Commenting on Nestlé, Barclays analysts pointed to how at-home consumption has boosted the industry: “Consumers are at home more but still want to spend on premium brands, which disproportionately benefits Nestlé as its mix is 90% in-home versus only 10% out-of-home.”
Hargreaves Lansdowne pointed out that Nestlé’s improved trading in China bodes well for its fellow global consumer players. ”“Trading in China turned positive in the third quarter, which is an important milestone and a good indicator for what we could expect from other consumer giants.
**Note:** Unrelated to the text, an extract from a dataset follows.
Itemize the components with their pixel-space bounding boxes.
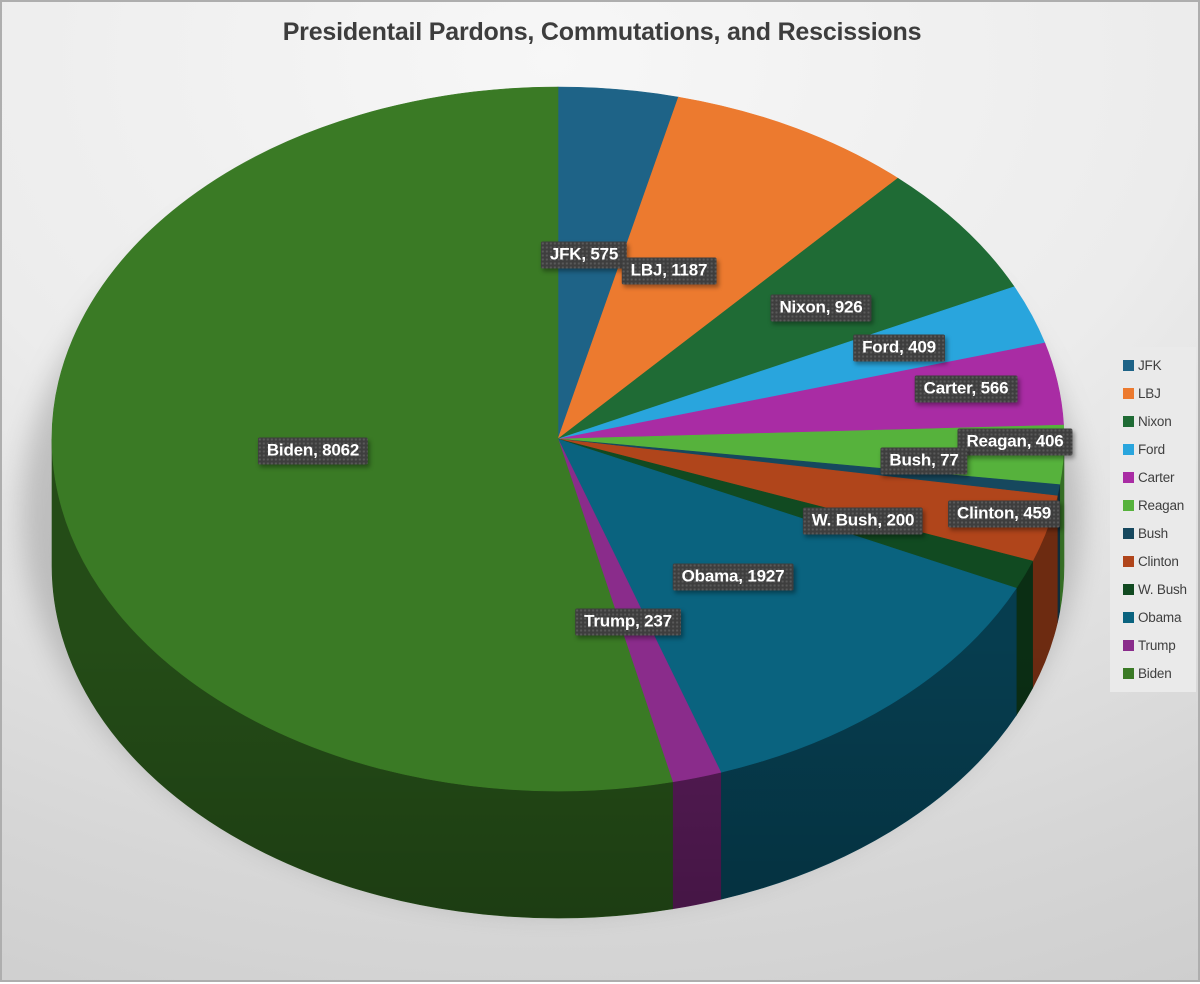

While it’s too early to say how robust the recovery is, we think things are moving in the right direction.”
HL also said Unilever’s demonstration of strength “at a time when the world is in economic disarray is mpressive”. “The group’s portfolio of brands has been able to capitalise on consumers’ changing behaviours… [and] further showed the resilience Unilever gains from providing consumers with everyday items all around the world.”
Despite the strong numbers, share price movement was largely muted, partly due to the sector’s share price outperformance throughout the year.
On the day of their updates, Reckitt was down 0.2% to 7,192p, P&G up 0.4% to $142.48 and Nestlé down 0.8% to CHF106.54. Unilever was up 0.3% to 4,716p by lunchtime on Thursday.